Another thing that bothered Peter was the presence of false teachers and the influence they would have on these dear believers (2:1-3). The Church had already fought against legalism. Peter was sure that they would face more heresy after his death. So, these things weighed heavily on his mind.

Purpose — With these problems on his mind, Peter was motivated to write this letter for two specific purposes. (1) He wanted to warn them of the danger. As you read through the book, you can see how careful Peter was to point out the foolishness (2:22) and the end result of these false teachers (2:17). But he also shows them how easily they could be influenced (2:18). (2) He wanted them to progress spiritually. Several times in the letter, Peter shows ways that the believers could become better Christians (1:5-11; 3:18).

Main Idea

The main idea of a biblical book should be summed up in one concise sentence. While it cannot contain every thought that is covered in the book, it should convey the main thought that the Lord inspired the writer to put down on paper. After reading through the book several times, I have come away with the following statement:

Spiritual believers will be ready for the dangers ahead.

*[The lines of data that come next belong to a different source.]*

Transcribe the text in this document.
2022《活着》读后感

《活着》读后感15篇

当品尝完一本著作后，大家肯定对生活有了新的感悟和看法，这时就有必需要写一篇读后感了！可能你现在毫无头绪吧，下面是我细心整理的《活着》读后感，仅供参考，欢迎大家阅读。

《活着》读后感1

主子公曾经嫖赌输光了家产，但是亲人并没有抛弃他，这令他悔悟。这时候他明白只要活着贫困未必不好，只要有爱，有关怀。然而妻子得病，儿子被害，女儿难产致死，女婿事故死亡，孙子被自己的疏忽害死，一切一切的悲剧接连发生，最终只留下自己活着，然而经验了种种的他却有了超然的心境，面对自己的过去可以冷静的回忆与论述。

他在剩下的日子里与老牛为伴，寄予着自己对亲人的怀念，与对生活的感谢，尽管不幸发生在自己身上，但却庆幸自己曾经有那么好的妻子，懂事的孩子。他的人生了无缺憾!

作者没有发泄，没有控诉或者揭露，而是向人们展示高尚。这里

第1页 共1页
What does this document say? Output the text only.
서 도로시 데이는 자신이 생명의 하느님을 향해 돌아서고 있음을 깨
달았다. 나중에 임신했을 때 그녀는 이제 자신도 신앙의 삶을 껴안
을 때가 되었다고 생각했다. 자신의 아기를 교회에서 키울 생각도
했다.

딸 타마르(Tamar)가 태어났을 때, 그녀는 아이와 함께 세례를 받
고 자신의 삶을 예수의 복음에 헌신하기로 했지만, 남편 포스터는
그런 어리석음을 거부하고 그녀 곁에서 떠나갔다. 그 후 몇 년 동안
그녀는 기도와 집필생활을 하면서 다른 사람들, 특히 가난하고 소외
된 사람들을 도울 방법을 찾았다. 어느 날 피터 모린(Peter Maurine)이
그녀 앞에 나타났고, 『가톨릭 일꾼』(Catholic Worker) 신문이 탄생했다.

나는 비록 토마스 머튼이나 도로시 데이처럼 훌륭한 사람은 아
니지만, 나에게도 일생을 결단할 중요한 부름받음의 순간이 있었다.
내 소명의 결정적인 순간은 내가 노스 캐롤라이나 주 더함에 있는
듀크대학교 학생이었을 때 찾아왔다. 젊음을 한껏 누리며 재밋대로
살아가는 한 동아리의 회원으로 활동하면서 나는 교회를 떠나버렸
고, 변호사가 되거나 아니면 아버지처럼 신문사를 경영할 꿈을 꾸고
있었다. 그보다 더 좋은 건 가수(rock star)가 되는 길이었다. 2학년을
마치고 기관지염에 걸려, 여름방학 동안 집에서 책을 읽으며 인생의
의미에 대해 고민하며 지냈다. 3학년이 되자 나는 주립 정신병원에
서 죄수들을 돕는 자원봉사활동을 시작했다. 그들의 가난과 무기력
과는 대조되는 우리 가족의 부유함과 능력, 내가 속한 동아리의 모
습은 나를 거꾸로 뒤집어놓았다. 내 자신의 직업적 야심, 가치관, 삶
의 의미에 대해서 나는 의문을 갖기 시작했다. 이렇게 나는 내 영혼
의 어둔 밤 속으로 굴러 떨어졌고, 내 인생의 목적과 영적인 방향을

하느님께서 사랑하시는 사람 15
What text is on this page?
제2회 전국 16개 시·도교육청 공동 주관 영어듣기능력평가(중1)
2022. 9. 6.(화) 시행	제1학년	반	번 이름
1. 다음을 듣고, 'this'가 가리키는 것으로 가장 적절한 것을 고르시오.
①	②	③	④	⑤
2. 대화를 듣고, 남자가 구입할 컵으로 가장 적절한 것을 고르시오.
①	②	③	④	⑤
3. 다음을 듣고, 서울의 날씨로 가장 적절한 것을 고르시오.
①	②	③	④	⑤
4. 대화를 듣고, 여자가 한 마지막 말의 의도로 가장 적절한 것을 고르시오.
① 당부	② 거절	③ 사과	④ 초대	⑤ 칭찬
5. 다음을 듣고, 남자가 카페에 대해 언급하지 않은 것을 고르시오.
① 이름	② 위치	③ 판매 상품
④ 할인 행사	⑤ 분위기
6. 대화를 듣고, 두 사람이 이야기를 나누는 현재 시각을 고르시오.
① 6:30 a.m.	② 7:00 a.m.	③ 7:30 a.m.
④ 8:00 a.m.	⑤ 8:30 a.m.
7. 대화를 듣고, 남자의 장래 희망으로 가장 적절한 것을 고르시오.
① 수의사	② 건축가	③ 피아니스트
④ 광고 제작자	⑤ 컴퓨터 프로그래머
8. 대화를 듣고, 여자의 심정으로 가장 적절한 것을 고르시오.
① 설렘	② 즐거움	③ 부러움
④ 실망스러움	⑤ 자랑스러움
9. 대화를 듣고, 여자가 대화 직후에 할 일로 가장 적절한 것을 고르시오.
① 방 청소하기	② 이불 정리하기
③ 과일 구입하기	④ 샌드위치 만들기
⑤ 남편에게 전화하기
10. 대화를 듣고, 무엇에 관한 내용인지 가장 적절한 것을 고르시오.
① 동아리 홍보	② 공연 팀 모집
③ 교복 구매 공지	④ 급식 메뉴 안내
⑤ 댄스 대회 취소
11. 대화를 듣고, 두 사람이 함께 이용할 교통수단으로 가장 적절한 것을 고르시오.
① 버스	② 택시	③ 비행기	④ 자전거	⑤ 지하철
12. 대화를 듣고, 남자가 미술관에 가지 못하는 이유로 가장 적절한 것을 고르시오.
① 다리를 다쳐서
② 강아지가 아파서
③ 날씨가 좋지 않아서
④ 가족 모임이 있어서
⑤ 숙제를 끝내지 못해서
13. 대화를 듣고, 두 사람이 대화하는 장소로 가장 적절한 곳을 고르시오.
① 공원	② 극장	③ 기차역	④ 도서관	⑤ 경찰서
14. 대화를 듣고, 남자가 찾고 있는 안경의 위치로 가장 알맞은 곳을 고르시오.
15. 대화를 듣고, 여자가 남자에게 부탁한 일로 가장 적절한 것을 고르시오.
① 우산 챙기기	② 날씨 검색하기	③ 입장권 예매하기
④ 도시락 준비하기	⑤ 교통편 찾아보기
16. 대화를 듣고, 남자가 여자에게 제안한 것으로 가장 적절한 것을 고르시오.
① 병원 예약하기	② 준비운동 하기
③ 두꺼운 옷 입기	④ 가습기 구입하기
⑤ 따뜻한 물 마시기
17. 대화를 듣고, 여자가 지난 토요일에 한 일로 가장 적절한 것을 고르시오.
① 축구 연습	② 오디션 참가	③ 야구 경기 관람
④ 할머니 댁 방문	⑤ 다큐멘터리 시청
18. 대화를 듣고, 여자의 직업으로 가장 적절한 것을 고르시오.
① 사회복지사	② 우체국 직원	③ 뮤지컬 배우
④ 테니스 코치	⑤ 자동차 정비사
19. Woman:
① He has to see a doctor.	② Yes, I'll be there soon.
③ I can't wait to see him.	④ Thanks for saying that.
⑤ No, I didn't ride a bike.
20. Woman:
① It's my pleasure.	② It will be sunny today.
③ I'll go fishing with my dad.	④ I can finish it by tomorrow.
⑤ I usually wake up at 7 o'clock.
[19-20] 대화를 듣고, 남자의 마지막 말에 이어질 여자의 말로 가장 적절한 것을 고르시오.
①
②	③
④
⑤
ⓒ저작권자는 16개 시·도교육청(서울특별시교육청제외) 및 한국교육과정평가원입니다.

This idea is drawn from Peters’ concern for the spiritual well-being of these believers. He is doing everything he can to prepare them for the danger that lies ahead. But he knows that some of them will still fall to the deceitful teaching the false prophets. But he is confident that a spiritually minded believer will be ready. He can be ready by adding spiritual characteristics to his life and by trusting the Scriptures. No matter how great the test, spiritual believers will be ready to face it.
Practical Outline

1. Work on your spiritual health (1:3-15).

a. Notice what God has done (3-4).

b. Notice what should be added (5-11).

c. Notice why Peter wrote (12-15).

2. Trust the Scriptures (1:16-2:3).

a. What is real? (1:16-21)

b. What is false? (2:1-3)

3. Recognize the perils of wickedness (2:4-22).

a. Does God know what to do? (4-10a)

b. What are the wicked like? (10b-16)

c. Their end is not surprising (17-22).

4. Live with the future in mind (3:1-18).

a. Mockers miss the point (1-7).

b. God has a plan (8-10).

c. How should Christians respond? (11-13)

d. How can I keep from falling? (14-18)


I believe that this letter is a good one for believers to study today. It is applicable because of the prevalence of false doctrine and weak believers. Christians are falling to every whim of doctrine because they have such little knowledge of the Scriptures. The answer for this is adding knowledge to their lives (1:5) and to grow in their knowledge of Christ (3:18). Another problem today is weak Christians. Believers do not know how to live the Christian life and often flounder after being born again. What can be done? Peter describes what should be added to a new believer’s faith (1:5-11). If these characteristics are added to our faith, we will become people whom God will honor.

    Spiritual believers will be ready for the dangers ahead.
    A study of 1 Peter teaches that persecution will come to godly believers. Paul said as much in 2 Timothy 3:12. “Yes, and all who desire to live godly in Christ Jesus will suffer persecution.” We must prepare ourselves to face that. But there is another danger that we face today: false teachers. Are we ready to face it and to battle against it. False teaching comes in several varieties. It is easy to point out and avoid the blatant heresies, but what about those which are close to us? (2 Pet. 2:1) Are we ready for them? With God’s help we can be. This idea comes from Peters’ concern for the spiritual well-being of these believers. He is doing everything he can to prepare them for the danger that lies ahead. But he knows that some of them will still fall to deceitful teaching the false prophets. But he is confident that a spiritually minded believer will be ready. He is ready by adding spiritual characteristics to his life and by studying and trusting the Scriptures. No matter how great the test, spiritual believers will be ready to face it.